Now, given that computations are observer-dependent and that Turing’s fixed point theorem places strong epistemological constraints on what can be a priori known about the attractors of a dynamical system, for chaotic systems with discrete state-spaces \(X\) the situation is quite dramatic. Even if we know the transition function \(f\):

\begin{equation} x_{n+1} = f \circ x_n \end{equation}

if we had the smallest doubt about the initial conditions \(x_0\), for large \(n\):

\begin{equation} \mathbb{E}[K(\{x_i\}_{i=1}^n | f,x_0)] \sim n \cdot \ln |X| \end{equation}

This scaling relationship is crucial as it represents the expected information gained from correctly predicting each state in the sequence \(\{x_i\}_{i=1}^n\), and most rare-event processes are hard to model precisely because they are chaotic. There are several reasons for this general result. Chaotic systems are highly sensitive to the initial conditions, they exhibit strong mixing properties and randomness is nothing more than a placeholder for unpredictable phenomena.

To say that long-term prediction of chaotic dynamical systems is hard is an understatement. It would be more precise to say that the best machine learning model for predicting the long-term behaviour of chaotic systems is a maximum entropy distribution over all possible trajectories.

In the long run, the best model is no model so we have to accept that for chaotic systems we can rarely look more than a few steps ahead.

What about the recurrence time of deterministic systems?

At this point, a good scientist would do well to observe that if \(f\) determines the evolution of a deterministic dynamical system and its state-space \(X\) is finite so \(|X| < \infty\) then:

\begin{equation} \exists! \tau \in \mathbb{N} \forall k \in [0,|X|], x_{\tau + k} = x_k \end{equation}

where \(\tau\), the recurrence-time of the system, is less than or equal to \(\lvert X \rvert\).

However, chaotic systems are typically ergodic(i.e. strongly mixing) so \(\tau \sim |X|\) and chaotic systems are highly sensitive to initial conditions. So if we make the reasonable assumptions that \(\text{dim}(X)>10\) and each observation \(x \in X\) is measured with a precision of five decimal places:

\begin{equation} |X| > (10^{5})^{10} = 10^{50} \end{equation}

If data storage is not an issue, there are other ethical challenges involved with modelling rare events. For concreteness, let’s suppose you model car crashes at several traffic intersections of a big city. You would have a hard time convincing the department of transportation to collect data for more than a decade before you start building a useful predictive model because behind each data point is a life that could have been saved.

A potential solution:

In spite of what has been said so far, I think a general system for modelling rare events is possible on the condition that we only try to reason a few steps ahead. We don’t need to look further than the human brain for inspiration as it was designed to model rare and hard-to-predict events. If not for this ability, humans would not have been able to adapt to a variety of complex environments.

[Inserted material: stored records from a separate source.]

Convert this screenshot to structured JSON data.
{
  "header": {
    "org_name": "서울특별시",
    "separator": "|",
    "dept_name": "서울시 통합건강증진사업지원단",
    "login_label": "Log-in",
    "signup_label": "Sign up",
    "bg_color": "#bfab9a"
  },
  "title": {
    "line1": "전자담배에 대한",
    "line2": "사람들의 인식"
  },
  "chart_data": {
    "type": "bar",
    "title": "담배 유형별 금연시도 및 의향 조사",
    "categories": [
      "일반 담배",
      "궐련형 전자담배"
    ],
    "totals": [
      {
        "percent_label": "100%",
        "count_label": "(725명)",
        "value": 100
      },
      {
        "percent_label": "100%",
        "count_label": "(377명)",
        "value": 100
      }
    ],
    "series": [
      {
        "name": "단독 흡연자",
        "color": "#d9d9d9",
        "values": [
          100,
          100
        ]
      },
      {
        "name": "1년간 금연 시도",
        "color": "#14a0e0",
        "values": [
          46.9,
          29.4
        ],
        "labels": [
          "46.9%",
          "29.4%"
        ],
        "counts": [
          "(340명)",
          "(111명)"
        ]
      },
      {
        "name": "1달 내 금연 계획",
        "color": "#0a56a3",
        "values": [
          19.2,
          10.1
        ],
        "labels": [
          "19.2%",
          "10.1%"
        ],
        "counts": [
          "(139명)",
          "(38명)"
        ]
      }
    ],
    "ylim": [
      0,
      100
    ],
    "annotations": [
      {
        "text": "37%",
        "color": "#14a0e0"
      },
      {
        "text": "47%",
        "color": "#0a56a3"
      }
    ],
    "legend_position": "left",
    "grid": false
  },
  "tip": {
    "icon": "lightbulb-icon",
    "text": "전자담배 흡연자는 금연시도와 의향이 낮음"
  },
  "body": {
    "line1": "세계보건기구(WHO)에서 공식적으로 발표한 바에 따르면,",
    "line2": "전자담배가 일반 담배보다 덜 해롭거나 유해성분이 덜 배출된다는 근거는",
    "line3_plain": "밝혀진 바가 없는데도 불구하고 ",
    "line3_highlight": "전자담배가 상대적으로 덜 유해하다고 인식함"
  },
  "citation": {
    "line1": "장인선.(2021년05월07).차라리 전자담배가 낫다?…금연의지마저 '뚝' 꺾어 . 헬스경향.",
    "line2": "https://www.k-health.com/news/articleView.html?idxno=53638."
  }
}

In particular, I think that a key step in identifying information-theoretic constraints on the space of reasonable solutions requires an analysis of the information geometry of self-organised criticality in the brain. This is important for a couple reasons.

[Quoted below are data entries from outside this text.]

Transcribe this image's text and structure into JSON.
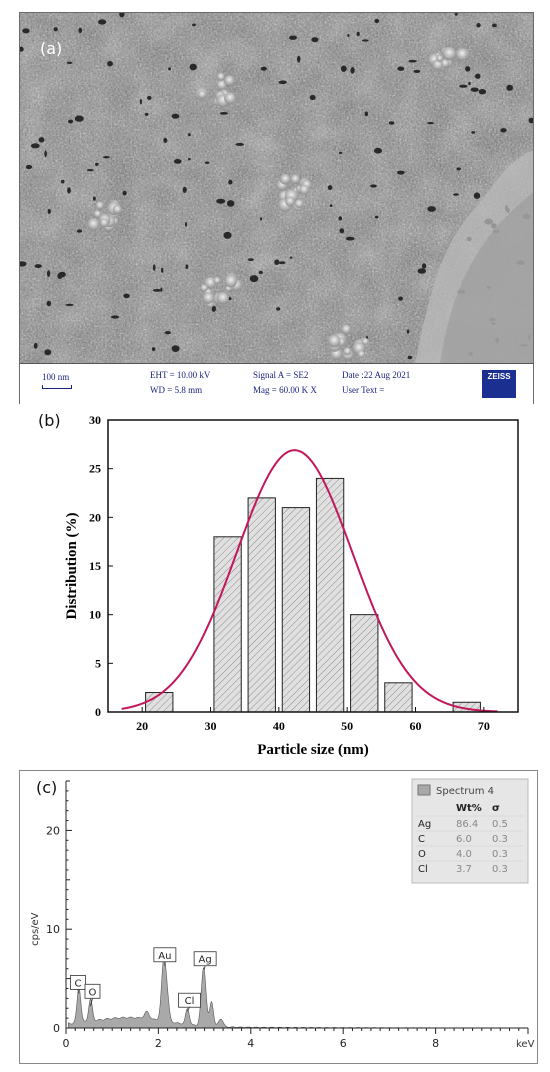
{
  "panel_a": {
    "label": "(a)",
    "info": {
      "scale_bar": "100 nm",
      "eht": "EHT = 10.00 kV",
      "wd": "WD = 5.8 mm",
      "signal": "Signal A = SE2",
      "mag": "Mag = 60.00 K X",
      "date": "Date :22 Aug 2021",
      "user_text": "User Text =",
      "logo": "ZEISS"
    }
  },
  "panel_b": {
    "label": "(b)"
  },
  "panel_c": {
    "label": "(c)"
  },
  "chart_data": [
    {
      "type": "bar",
      "xlabel": "Particle size (nm)",
      "ylabel": "Distribution (%)",
      "xlim": [
        15,
        75
      ],
      "ylim": [
        0,
        30
      ],
      "xticks": [
        "20",
        "30",
        "40",
        "50",
        "60",
        "70"
      ],
      "yticks": [
        "0",
        "5",
        "10",
        "15",
        "20",
        "25",
        "30"
      ],
      "bin_width": 4,
      "bins": [
        {
          "center": 22.5,
          "value": 2
        },
        {
          "center": 32.5,
          "value": 18
        },
        {
          "center": 37.5,
          "value": 22
        },
        {
          "center": 42.5,
          "value": 21
        },
        {
          "center": 47.5,
          "value": 24
        },
        {
          "center": 52.5,
          "value": 10
        },
        {
          "center": 57.5,
          "value": 3
        },
        {
          "center": 67.5,
          "value": 1
        }
      ],
      "fit": {
        "type": "gaussian",
        "mean": 42.3,
        "peak": 26.9,
        "sigma": 8.5,
        "color": "#c2185b"
      },
      "bar_fill": "#e0e0e0",
      "bar_hatch": "diagonal"
    },
    {
      "type": "area",
      "xlabel": "keV",
      "ylabel": "cps/eV",
      "xlim": [
        0,
        10
      ],
      "ylim": [
        0,
        25
      ],
      "xticks": [
        "0",
        "2",
        "4",
        "6",
        "8"
      ],
      "yticks": [
        "0",
        "10",
        "20"
      ],
      "peaks": [
        {
          "label": "C",
          "x": 0.28,
          "y": 3.7
        },
        {
          "label": "O",
          "x": 0.53,
          "y": 2.4
        },
        {
          "label": "Au",
          "x": 2.14,
          "y": 6.5
        },
        {
          "label": "Cl",
          "x": 2.63,
          "y": 1.9
        },
        {
          "label": "Ag",
          "x": 2.99,
          "y": 6.1
        }
      ],
      "legend": {
        "series": "Spectrum 4",
        "headers": [
          "",
          "Wt%",
          "σ"
        ],
        "rows": [
          [
            "Ag",
            "86.4",
            "0.5"
          ],
          [
            "C",
            "6.0",
            "0.3"
          ],
          [
            "O",
            "4.0",
            "0.3"
          ],
          [
            "Cl",
            "3.7",
            "0.3"
          ]
        ],
        "placement": "top-right"
      },
      "fill_color": "#a9a9a9"
    }
  ]
}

First, information geometry provides us with robust tools for constructing and comparing statistical models. Second, self-organised criticality appears to play a crucial role in cognitive flexibility [2].

References:

  1. Peter D. Grünwald. The Minimum Description Length Principle . MIT Press. 2007.
  2. Luca Cocchi et al. Criticality in the brain: A synthesis of neurobiology, models and cognition. 2017.
  3. Aidan Rocke. Turing’s fixed Point theorem. 2021.
  4. Marcus Hutter. Algorithmic information theory. Scholarpedia. 2007.
  5. Aidan Rocke (https://cstheory.stackexchange.com/users/47594/aidan-rocke), Understanding the Physical Church-Turing thesis and its implications, URL (version: 2021-02-20): https://cstheory.stackexchange.com/q/48450
  6. Aidan Rocke. An ergodic approach to Occam’s razor. 2021.